Israel’s Unlikely ‘Feminists of Zion’
The cover story, titled “The Feminists of Zion,” in the new issue of The New Republic is required reading for anyone looking for a comprehensive introduction to the war against women playing out in Israel wherever extremist Haredi Jews hold sway against the images or presence of women — or even little girls — in public.
The article is written by former Sisterhood contributor (and current Haaretz columnist) Allison Kaplan Sommer and Slate senior columnist Dahlia Lithwick. It uses the story of one national religious (modern Orthodox) resident of Beit Shemesh, Nili Phillip, who in 2011 was stoned by Haredim while riding her bike, as the frame for a discussion of both the larger issues and many of the specific ways in which Haredi pressure has been brought to bear on women’s visibility and safety.
The well-written, exhaustively reported piece looks specifically at the unlikely alliance between Phillip and other modern Orthodox women — most of them reluctant to embrace the feminist label — and the Reform movement’s Israel Religious Action Center. IRAC began to work with Orthodox women’s groups in 2008, filing lawsuits that challenged rules requiring female mourners to stand separately from their male relatives in government cemeteries, and in some places barring women from eulogizing. As TNR’s article states, IRAC filed suits against Haredi radio stations, operating with government licenses, that barred women’s voices on the basis of modesty, and has subsequently gone on to file small claims court cases against bus companies and drivers for failing to uphold Israeli laws requiring gender segregation to be voluntary. Three of the six women on whose behalf IRAC sued were Orthodox.
The story includes video of the news program report on Beit Shemesh, called “Between the Suns” (hosted by Yair Lapid, a journalist before he was voted in to the government in the last elections).
Beit Shemesh continues to be Israel’s Ground Zero for Haredi-non-Haredi tensions as played out over gender segregation, and the resulting violence when someone refuses to conform. Beit Shemesh is where little Na’ama Margolese and dozens of other modern Orthodox girls were spit at and jeered as “sluts” and “gentiles” in 2011, when Haredim were attempting to take over their school, Orot Banot. Just last week a non-Haredi Orthodox woman actually attempted to comply with a Haredi request that she move to the back of the bus they were riding from Beit Shemesh to Bnei Brak when the driver called the police.

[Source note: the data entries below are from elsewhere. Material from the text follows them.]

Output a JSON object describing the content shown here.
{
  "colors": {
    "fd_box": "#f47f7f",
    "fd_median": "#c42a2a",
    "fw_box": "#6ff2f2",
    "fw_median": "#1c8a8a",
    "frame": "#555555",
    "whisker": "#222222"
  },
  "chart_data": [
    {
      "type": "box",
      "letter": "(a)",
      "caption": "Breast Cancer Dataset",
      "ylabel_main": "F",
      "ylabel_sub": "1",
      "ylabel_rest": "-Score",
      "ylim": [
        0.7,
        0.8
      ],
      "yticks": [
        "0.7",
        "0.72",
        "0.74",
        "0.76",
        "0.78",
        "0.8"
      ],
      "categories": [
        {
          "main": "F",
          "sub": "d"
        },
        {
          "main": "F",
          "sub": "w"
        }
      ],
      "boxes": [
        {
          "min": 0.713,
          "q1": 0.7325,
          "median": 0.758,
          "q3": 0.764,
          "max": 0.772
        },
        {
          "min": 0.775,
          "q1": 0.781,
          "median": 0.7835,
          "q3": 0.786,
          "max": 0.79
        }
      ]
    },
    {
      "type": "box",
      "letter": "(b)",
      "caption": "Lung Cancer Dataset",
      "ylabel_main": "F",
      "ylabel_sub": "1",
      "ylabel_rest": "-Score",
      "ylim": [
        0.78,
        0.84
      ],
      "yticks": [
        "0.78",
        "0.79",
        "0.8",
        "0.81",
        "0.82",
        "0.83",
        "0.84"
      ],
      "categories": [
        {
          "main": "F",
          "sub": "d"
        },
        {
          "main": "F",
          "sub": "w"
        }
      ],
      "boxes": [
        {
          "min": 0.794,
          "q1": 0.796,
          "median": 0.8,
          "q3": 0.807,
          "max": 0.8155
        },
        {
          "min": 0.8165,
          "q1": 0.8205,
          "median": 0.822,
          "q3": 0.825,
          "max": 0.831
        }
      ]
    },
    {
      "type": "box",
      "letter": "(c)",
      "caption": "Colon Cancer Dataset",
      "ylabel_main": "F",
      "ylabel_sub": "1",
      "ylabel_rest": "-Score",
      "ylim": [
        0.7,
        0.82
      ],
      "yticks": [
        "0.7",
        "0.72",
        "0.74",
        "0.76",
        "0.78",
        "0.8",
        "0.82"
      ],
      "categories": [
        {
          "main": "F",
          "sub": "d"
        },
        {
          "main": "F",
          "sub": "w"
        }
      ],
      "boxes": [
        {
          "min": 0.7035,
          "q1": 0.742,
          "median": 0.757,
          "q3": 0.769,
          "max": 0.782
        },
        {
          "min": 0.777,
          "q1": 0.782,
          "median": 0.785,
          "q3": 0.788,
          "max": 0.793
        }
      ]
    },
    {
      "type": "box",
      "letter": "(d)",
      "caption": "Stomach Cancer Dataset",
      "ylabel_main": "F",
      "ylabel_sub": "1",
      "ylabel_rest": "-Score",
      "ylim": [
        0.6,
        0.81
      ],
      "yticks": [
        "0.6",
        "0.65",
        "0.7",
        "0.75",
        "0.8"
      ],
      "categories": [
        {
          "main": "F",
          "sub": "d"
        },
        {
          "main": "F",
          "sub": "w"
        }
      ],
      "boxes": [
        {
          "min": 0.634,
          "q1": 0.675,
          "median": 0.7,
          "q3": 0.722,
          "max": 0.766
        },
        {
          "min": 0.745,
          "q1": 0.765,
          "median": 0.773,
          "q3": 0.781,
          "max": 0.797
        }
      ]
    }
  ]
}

Haredi protesters later smashed the windows of two other buses with stones and a hammer.
Despite intermittent court victories and rulings from government ministers, the violence promises to continue.
As Kaplan Sommer and Lithwick’s article notes:
The conflict has only become more intense as the growing Haredi population has expanded in “mixed” Israeli cities, like Beit Shemesh. In less than a decade, the Haredim, once a nominal presence in the city, came to dominate the political landscape, electing their mayor, Abutbul, in 2008. Haredi housing projects and schools were built alongside existing neighborhoods, and residents had no choice but to pass through them as they went about their daily business. Haredi families, meanwhile, felt they were being forced to confront influences they found profane, such as provocative clothing, music, and media….Haredim have sought to drive “corrupt” elements out of their neighborhoods by making them inhospitable places for those who are not ultra-Orthodox. The victims of this strategy are usually women, whose bodies have become the battleground in what is essentially a religious turf war.
Kaplan Sommer recently reported at Haaretz that Na’ama Margolese — the “symbol of struggle against Haredi coercion,” — and her mother, Hadassa, have moved out of Beit Shemesh, though reportedly in response to grief Hadassa received after complaining of being treated poorly by a local mikvah attendant rather than as a result of their harassment at the hands of the Haredim.
In the end, as The New Republic article illustrates, it will likely boil down to demographics. And as the Haredi community well knows, its high birthrate — its “facts on the ground” — is likely to make it the victor.
The article reports:
Already, many fear that efforts like Nili Philipp’s to stop ultra-Orthodox encroachment are doomed, simply because Haredim, nearly all of whom have more than five children and some of whom procreate in the double digits, are reproducing rapidly. The Israeli Central Bureau of Statistics projects that, at current growth rates, Israel could well be 40 percent Haredi by 2059. The activists worry, justifiably, that as the Haredi population continues to expand, so will its political influence. As Miriam Zussman, one of the plaintiffs in the case, puts it: “Thirty percent of the first-graders in this country are Haredi. They will have to go somewhere, live somewhere. … I say, do the math. They’re coming to you.”